Ludwig Hartmann, Grüne: Fast-OB in Landsberg, Direktmandat in München

Seit 2008 sitzt der Kommunikationsdesigner Ludwig Hartmann im Landtag, seit 2013 ist er einer der beiden Fraktionsvorsitzenden von Bündnis90/Die Grünen. Kurz davor wäre der zweifache Familienvater aus Landsberg am Lech beinahe der erste grüne Oberbürgermeister Bayerns geworden - mit 49 Prozent unterlag er in der Stichwahl in seiner Heimatstadt dem CSU-Rivalen nur knapp. Dafür holte er bei der Landtagswahl 2018 in seinem Wahlkreis München-Mitte mit 44 Prozent der Wählerstimmen das Direktmandat.

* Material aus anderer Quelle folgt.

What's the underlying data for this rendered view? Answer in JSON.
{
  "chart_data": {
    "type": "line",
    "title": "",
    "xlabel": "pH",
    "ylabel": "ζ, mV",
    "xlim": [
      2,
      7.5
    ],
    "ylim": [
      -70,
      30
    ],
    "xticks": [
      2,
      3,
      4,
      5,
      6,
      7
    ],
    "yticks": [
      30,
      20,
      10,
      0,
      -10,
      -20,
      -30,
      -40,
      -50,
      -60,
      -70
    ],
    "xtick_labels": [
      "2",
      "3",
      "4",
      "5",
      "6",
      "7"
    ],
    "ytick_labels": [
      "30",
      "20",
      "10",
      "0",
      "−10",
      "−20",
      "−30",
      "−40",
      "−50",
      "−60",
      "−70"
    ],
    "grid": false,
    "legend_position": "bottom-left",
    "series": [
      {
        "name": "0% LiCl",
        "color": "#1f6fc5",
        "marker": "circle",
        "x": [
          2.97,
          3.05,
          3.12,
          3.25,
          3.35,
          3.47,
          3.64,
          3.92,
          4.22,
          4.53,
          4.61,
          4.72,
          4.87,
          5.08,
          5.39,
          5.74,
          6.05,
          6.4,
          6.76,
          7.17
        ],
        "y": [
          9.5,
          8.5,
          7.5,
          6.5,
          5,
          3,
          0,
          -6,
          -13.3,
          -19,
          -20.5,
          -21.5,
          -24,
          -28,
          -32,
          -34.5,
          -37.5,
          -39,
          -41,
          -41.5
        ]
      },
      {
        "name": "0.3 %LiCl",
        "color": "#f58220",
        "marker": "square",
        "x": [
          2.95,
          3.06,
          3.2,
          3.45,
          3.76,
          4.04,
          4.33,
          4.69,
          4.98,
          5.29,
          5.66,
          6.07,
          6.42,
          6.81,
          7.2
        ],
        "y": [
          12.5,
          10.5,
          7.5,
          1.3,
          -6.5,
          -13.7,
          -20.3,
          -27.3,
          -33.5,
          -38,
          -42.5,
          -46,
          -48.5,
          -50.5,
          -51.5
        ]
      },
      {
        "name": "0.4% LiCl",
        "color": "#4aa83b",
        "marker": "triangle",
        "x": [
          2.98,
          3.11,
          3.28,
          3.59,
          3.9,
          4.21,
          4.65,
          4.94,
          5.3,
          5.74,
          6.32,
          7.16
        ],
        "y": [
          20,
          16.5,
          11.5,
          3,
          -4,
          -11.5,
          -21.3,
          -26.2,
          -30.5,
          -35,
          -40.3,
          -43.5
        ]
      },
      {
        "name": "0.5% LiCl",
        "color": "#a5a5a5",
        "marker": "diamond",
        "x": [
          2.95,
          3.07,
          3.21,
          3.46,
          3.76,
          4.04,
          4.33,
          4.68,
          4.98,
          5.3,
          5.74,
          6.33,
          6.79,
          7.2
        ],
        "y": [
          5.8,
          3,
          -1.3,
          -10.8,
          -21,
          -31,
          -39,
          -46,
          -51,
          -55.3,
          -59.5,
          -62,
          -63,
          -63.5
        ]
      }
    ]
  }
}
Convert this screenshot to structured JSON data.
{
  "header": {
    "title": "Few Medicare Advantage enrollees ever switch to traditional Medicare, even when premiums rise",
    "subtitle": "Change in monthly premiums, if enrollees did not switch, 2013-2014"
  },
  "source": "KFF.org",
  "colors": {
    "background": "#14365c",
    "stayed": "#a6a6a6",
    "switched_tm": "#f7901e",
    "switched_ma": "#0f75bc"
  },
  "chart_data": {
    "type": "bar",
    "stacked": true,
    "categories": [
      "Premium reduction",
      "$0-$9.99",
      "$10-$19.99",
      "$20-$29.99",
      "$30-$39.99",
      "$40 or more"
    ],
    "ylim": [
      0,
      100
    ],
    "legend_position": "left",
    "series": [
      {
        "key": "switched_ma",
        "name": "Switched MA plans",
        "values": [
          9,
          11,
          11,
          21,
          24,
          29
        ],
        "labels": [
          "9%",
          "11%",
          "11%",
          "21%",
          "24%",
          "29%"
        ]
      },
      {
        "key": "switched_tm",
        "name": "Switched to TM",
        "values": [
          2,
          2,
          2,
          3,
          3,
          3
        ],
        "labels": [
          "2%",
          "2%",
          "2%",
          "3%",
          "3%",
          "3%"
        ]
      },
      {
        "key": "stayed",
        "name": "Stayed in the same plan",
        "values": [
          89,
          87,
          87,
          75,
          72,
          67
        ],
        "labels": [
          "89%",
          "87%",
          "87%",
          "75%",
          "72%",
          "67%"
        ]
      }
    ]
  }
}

Bekenntnis zum Auto im ländlichen Raum

Für manche vielleicht überraschend kommt Hartmanns Antwort auf eine Zuschauerin, die angibt, auf dem Land nicht ohne Auto auszukommen: "Im ländlichen Raum wird das Auto auch weiter die erste Form der Mobilität sein". Deshalb, so Hartmann, solle es "ein sauberes Auto sein - und nach Möglichkeit in Bayern hergestellt werden".

Der Staat habe aber die Pflicht, dafür zu sorgen, dass zumindest Zweitautos überflüssig werden - und auch ältere Menschen mobil bleiben könnten. Statt Busse permanent leer fahren zu lassen, ginge das mit "On-Demand-Angeboten" wie etwa Sammeltaxis.

Bahnverkehr in Bayern: "Ein Armutszeugnis"

Und natürlich ist auch die Bahn ein Thema. Bei der Verbesserung regionaler Verbindungen und Takte sieht Hartmann die bayerische Staatsregierung in der Verantwortung - ebenso bei der schon zu Anfang von einem Zuschauer bemängelten viel zu zögerlichen Verlagerung des Schwerlastverkehrs auf die Schiene.

Die Bundesregierung ihrerseits habe beschlossen, dass die Mauteinnahmen aus dem LKW-Verkehr zum Großteil in den Ausbau der Schienenwege fließen sollen - Bayern hinke mit seinen Planungen aber hinterher: Es sei "ein Armutszeugnis, dass der Brenner Nordzulauf in Bayern zehn Jahre Planungsverzug hat. (...) Dann passiert Folgendes: dass an der Grenze in Kufstein der Tunnel Autos ausspuckt, die in Deutschland wieder auf der Straße sind."

Pflege: "Gießkanne allein reicht nicht aus"

Andere Themen kann die Diskussionsrunde nur streifen: etwa die Frage, ob Ausländer in Deutschland bei entsprechenden Sprachkenntnissen schneller eine Arbeitsgenehmigung bekommen sollten (was Hartmann fordert), die Erbschaftssteuer (die Hartmann verteidigt) und den grünen Vorschlag, auch in Bayern schon ab 16 wählen zu dürfen.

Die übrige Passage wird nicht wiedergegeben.